It is not a secret that healing is not linear.
It is, actually, a bunch of scattered dots.
Upon connecting them I should see meaning.
But the picture is still not clear at all.
All I see are reasons proving that I was never enough.
All the things I learned to forsake because I always got a "no".
All those things seem easy, not a big ask anymore.
I guess the problem was just that I didn't deserve love.
At least that is what I was brought to believe,
Through the silence of my unanswered questions.

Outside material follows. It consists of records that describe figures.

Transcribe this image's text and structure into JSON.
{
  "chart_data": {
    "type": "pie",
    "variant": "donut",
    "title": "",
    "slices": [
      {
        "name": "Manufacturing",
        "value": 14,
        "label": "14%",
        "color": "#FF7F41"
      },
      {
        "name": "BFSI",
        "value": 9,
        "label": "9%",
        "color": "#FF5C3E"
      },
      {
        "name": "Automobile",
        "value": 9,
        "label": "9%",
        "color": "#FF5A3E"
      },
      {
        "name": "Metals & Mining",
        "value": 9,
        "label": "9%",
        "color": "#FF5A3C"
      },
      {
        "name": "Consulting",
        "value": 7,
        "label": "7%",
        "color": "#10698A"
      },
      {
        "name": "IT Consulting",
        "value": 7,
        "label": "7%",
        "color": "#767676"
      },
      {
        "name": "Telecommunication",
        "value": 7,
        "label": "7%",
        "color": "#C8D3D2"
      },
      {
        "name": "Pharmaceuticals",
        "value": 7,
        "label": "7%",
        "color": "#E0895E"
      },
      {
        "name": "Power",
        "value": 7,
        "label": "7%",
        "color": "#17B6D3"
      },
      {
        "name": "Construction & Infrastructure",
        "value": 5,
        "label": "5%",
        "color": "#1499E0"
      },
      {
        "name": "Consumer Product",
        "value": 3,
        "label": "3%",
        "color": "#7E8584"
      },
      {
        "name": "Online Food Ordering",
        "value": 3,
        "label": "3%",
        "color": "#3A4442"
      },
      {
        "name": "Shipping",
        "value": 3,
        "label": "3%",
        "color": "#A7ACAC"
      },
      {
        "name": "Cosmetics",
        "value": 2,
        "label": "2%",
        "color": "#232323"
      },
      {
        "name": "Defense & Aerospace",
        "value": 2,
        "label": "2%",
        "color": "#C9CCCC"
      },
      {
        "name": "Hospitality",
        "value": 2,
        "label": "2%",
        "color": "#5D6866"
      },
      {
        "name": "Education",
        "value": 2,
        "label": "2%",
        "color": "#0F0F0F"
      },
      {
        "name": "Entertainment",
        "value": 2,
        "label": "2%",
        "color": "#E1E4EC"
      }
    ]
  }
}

It'll take a while to unpack the weight of all these years,
The jokes at my expense, and the hurtful comparisons.
Sometimes you feel fine in your heart, and devastated the next.
At times you smile, and then you cry at a corner café.
It has become commonplace, randomly complaining to your friends,
And finally learning to disassociate for self-defense.
My fragile ego keeps being reminded to tread lightly,
Since, from this war, I did not emerge victorious.
Even in the clearest skies, rain is still likely.
I should remember that, if I'm to be a humble warrior.
Underestimating the passage of time would be unfair.
Some scars are still visible, but at least, they no longer bleed.
For in this deadly game, I was always ill-prepared,
To deal with the aftermath of doing what was right for me.
In my highest ups I am not overburdened with intrusive thoughts.
And I don't miss the old me, because I like myself so much better now,
Even though I might look the same to the outside world.
I have grown cynical, and I guess this is healing, somehow.